Tapi yang lebih menarik adalah peringatan ini: "Yang membawa hape tolong dimatikan/dinonaktifkan sementara waktu agar tidak mengganggu kekhusyukan shalat kita". Sudah jelas peringatan dari imam ini, tapi tetap saja ada yang bandel. Bunyi panggilan telpon atau SMS masuk tetap bersahutan saat shalat.

Kebandelan ini sepertinya sudah jadi cap di jidat bangsa kita, sudah mendarah daging. Contoh lain: mobil-mobil mewah yang mestinya dimiliki orang berduit, justru senang menggunakan BBM bersubsidi, dan kadang tertangkap mata buang sampah sembarangan dari jendela mobilnya. Jika ditegur malah bilang: "Saya anggota lho! Maksudnya apa kamu negur saya?" Membela kesalahan sendiri sambil mengancam.

Jika perilakunya jorok di negeri sendiri, ketika di luar negeri mereka justru rapi sekali. Seolah-olah orang paling bersih dan taat aturan umum. Contoh lain: restoran di pusat belanja furnitur IKEA punya aturan bahwa pengunjung harus membereskan bekas piring, sendok garpu dan gelasnya ketika selesai makan, dibawa ke tempat yang sudah ditentukan. Aturan ini tertulis di banyak tempat di restoran itu. Tapi tetap saja banyak yang meninggalkannya sembarangan di meja seolah aturan tertulis itu tak benar-benar ada.

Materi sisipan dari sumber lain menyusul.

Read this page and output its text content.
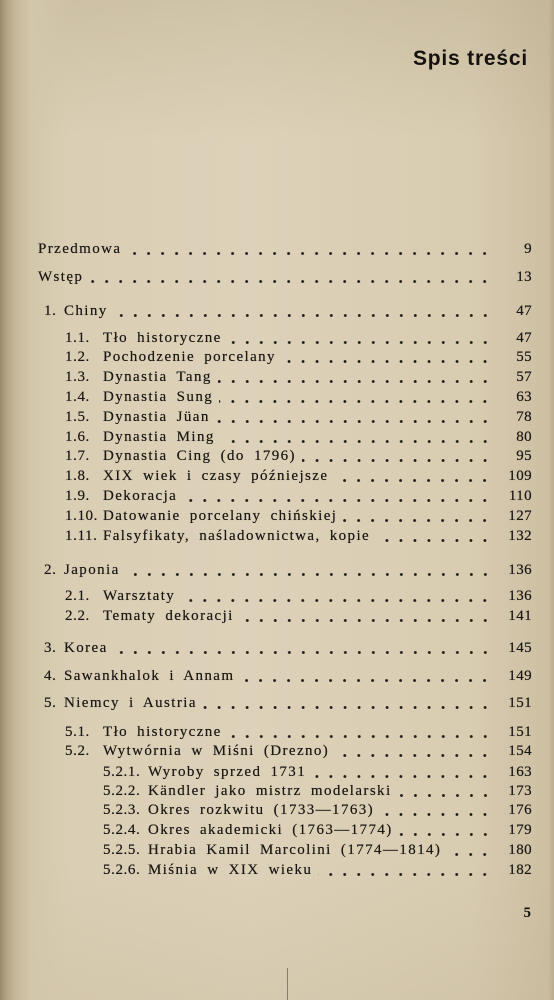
Spis treści
Przedmowa	9
Wstęp	13
1. Chiny	47
1.1. Tło historyczne	47
1.2. Pochodzenie porcelany	55
1.3. Dynastia Tang	57
1.4. Dynastia Sung	63
1.5. Dynastia Jüan	78
1.6. Dynastia Ming	80
1.7. Dynastia Cing (do 1796)	95
1.8. XIX wiek i czasy późniejsze	109
1.9. Dekoracja	110
1.10. Datowanie porcelany chińskiej	127
1.11. Falsyfikaty, naśladownictwa, kopie	132
2. Japonia	136
2.1. Warsztaty	136
2.2. Tematy dekoracji	141
3. Korea	145
4. Sawankhalok i Annam	149
5. Niemcy i Austria	151
5.1. Tło historyczne	151
5.2. Wytwórnia w Miśni (Drezno)	154
5.2.1. Wyroby sprzed 1731	163
5.2.2. Kändler jako mistrz modelarski	173
5.2.3. Okres rozkwitu (1733—1763)	176
5.2.4. Okres akademicki (1763—1774)	179
5.2.5. Hrabia Kamil Marcolini (1774—1814)	180
5.2.6. Miśnia w XIX wieku	182
5
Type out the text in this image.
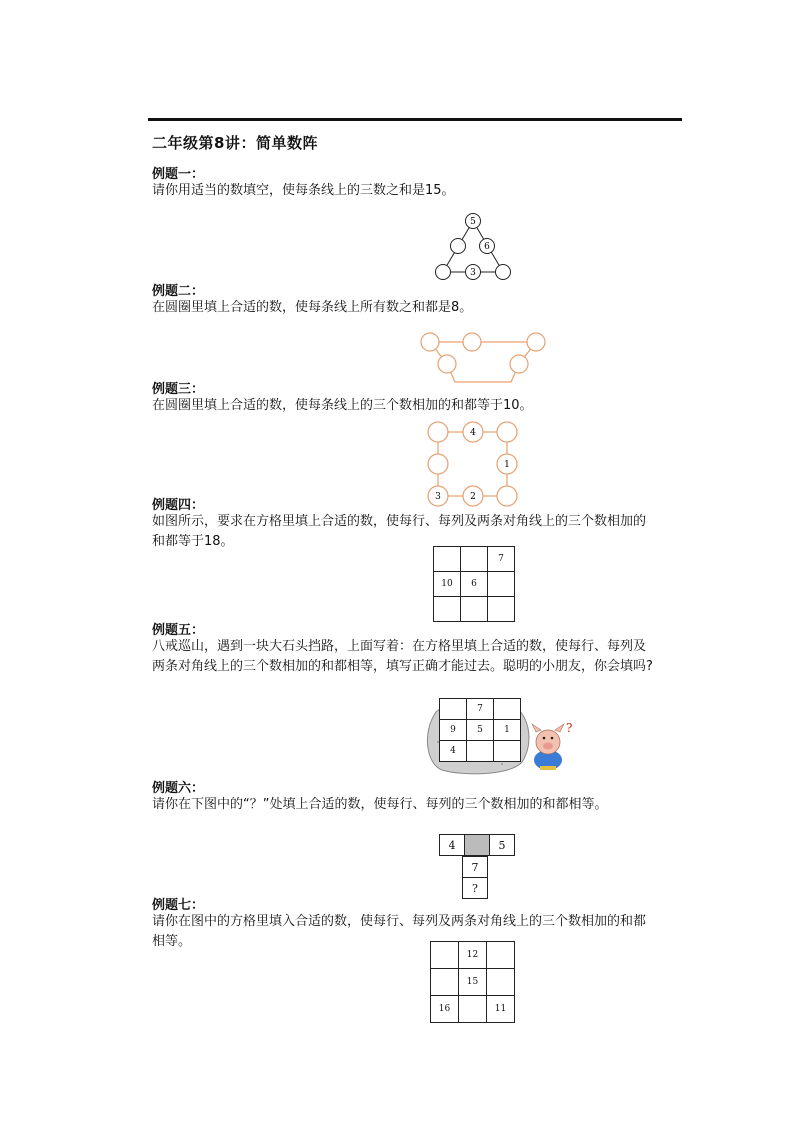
二年级第8讲：简单数阵
例题一：
请你用适当的数填空，使每条线上的三数之和是15。
5
6
3
例题二：
在圆圈里填上合适的数，使每条线上所有数之和都是8。
例题三：
在圆圈里填上合适的数，使每条线上的三个数相加的和都等于10。
4
1
3	2
例题四：
如图所示，要求在方格里填上合适的数，使每行、每列及两条对角线上的三个数相加的
和都等于18。
		7
10	6	

例题五：
八戒巡山，遇到一块大石头挡路，上面写着：在方格里填上合适的数，使每行、每列及
两条对角线上的三个数相加的和都相等，填写正确才能过去。聪明的小朋友，你会填吗?
	7	
9	5	1
4		
?
例题六：
请你在下图中的“？”处填上合适的数，使每行、每列的三个数相加的和都相等。
4		5
7
?
例题七：
请你在图中的方格里填入合适的数，使每行、每列及两条对角线上的三个数相加的和都
相等。
	12	
	15	
16		11
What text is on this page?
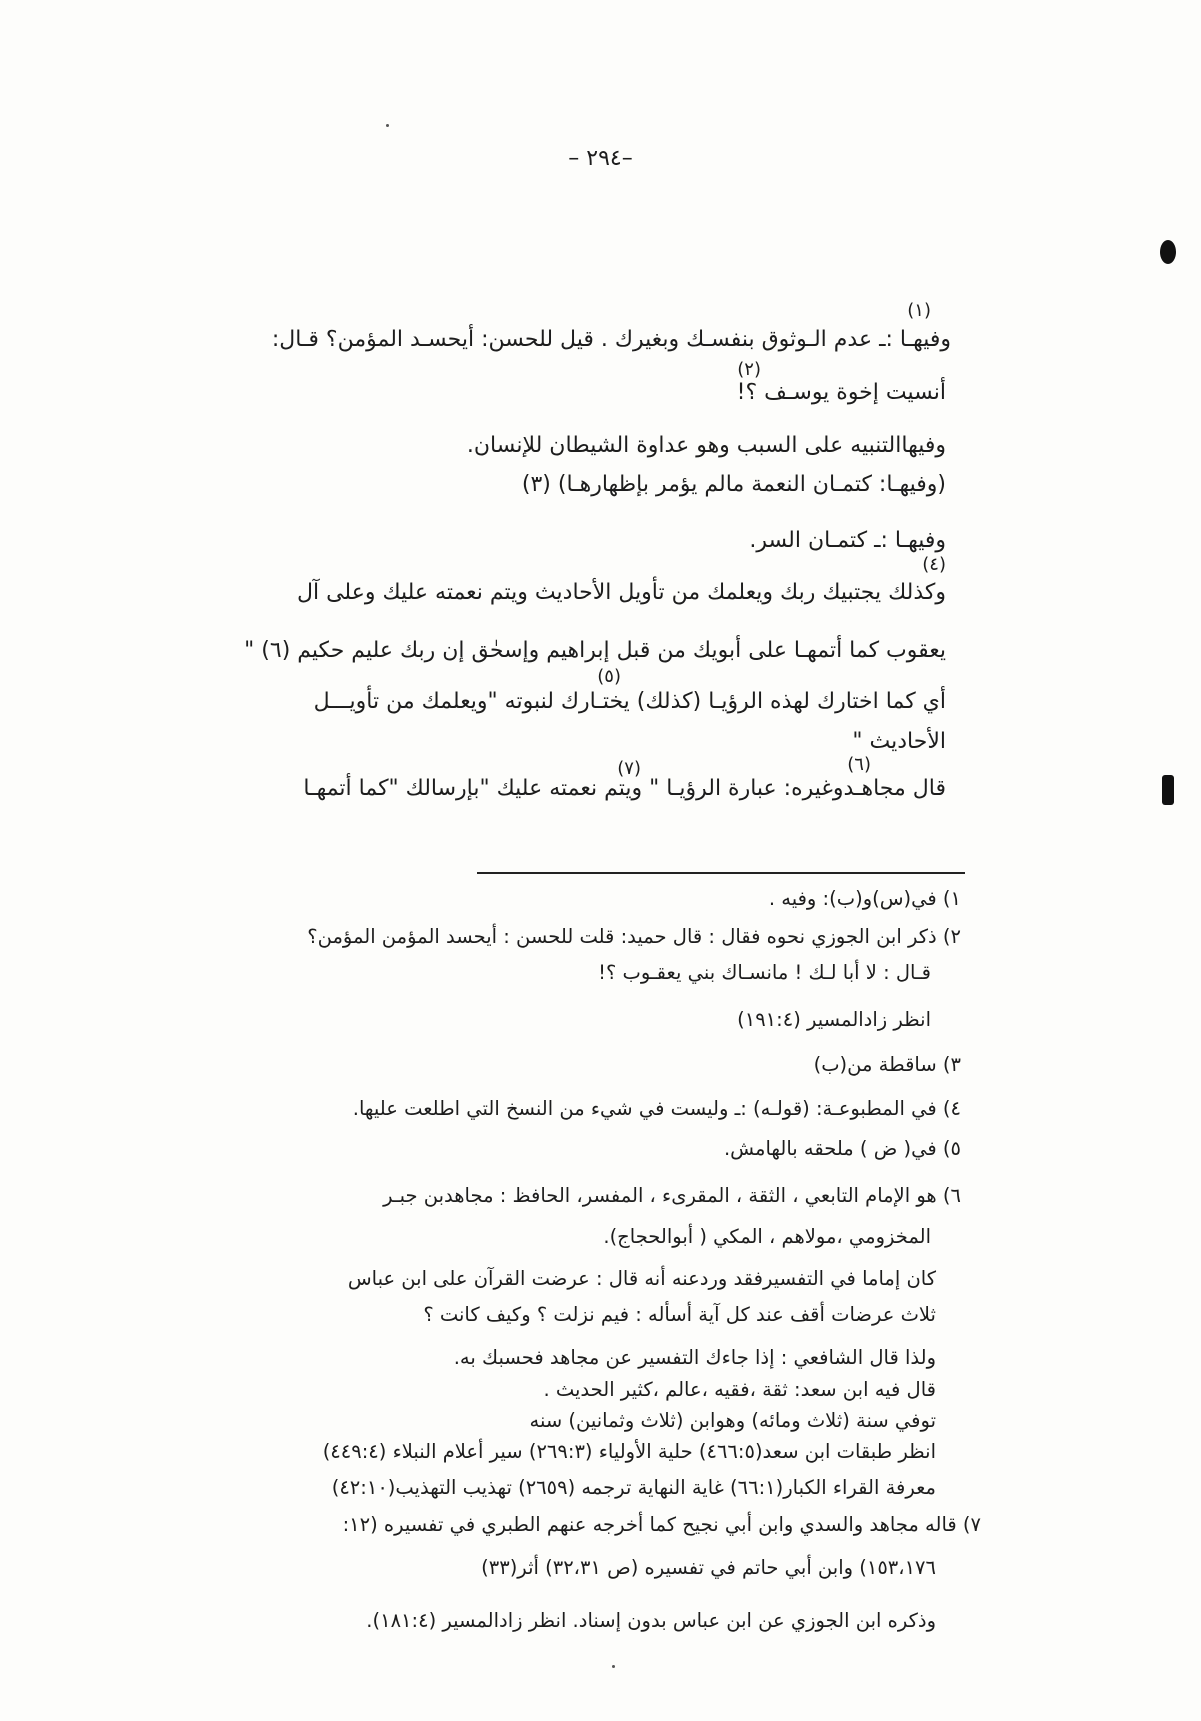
–٢٩٤ –
(١)
وفيهـا :ـ عدم الـوثوق بنفسـك وبغيرك . قيل للحسن: أيحسـد المؤمن؟ قـال:
(٢)
أنسيت إخوة يوسـف ؟!
وفيهاالتنبيه على السبب وهو عداوة الشيطان للإنسان.
(وفيهـا: كتمـان النعمة مالم يؤمر بإظهارهـا) (٣)
وفيهـا :ـ كتمـان السر.
(٤)
وكذلك يجتبيك ربك ويعلمك من تأويل الأحاديث ويتم نعمته عليك وعلى آل
يعقوب كما أتمهـا على أبويك من قبل إبراهيم وإسحٰق إن ربك عليم حكيم (٦) "
(٥)
أي كما اختارك لهذه الرؤيـا (كذلك) يختـارك لنبوته "ويعلمك من تأويـــل
الأحاديث "
(٦)
(٧)
قال مجاهـدوغيره: عبارة الرؤيـا " ويتم نعمته عليك "بإرسالك "كما أتمهـا
١) في(س)و(ب): وفيه .
٢) ذكر ابن الجوزي نحوه فقال : قال حميد: قلت للحسن : أيحسد المؤمن المؤمن؟
قـال : لا أبا لـك ! مانسـاك بني يعقـوب ؟!
انظر زادالمسير (١٩١:٤)
٣) ساقطة من(ب)
٤) في المطبوعـة: (قولـه) :ـ وليست في شيء من النسخ التي اطلعت عليها.
٥) في( ض ) ملحقه بالهامش.
٦) هو الإمام التابعي ، الثقة ، المقرىء ، المفسر، الحافظ : مجاهدبن جبـر
المخزومي ،مولاهم ، المكي ( أبوالحجاج).
كان إماما في التفسيرفقد وردعنه أنه قال : عرضت القرآن على ابن عباس
ثلاث عرضات أقف عند كل آية أسأله : فيم نزلت ؟ وكيف كانت ؟
ولذا قال الشافعي : إذا جاءك التفسير عن مجاهد فحسبك به.
قال فيه ابن سعد: ثقة ،فقيه ،عالم ،كثير الحديث .
توفي سنة (ثلاث ومائه) وهوابن (ثلاث وثمانين) سنه
انظر طبقات ابن سعد(٤٦٦:٥) حلية الأولياء (٢٦٩:٣) سير أعلام النبلاء (٤٤٩:٤)
معرفة القراء الكبار(٦٦:١) غاية النهاية ترجمه (٢٦٥٩) تهذيب التهذيب(٤٢:١٠)
٧) قاله مجاهد والسدي وابن أبي نجيح كما أخرجه عنهم الطبري في تفسيره (١٢:
١٥٣،١٧٦) وابن أبي حاتم في تفسيره (ص ٣٢،٣١) أثر(٣٣)
وذكره ابن الجوزي عن ابن عباس بدون إسناد. انظر زادالمسير (١٨١:٤).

Disinilah letak urgensinya Revolusi Mental ala Jokowi. Mental bangsa yang jorok, malas, susah diatur, harus dirubah menjadi bersih, giat, dan mau antre. Soal konsep implementasinya bagaimana, ini yang belum saya lihat di minggu-minggu awal pemerintah baru ini. Semoga bukan jargon muluk pencitraan belaka.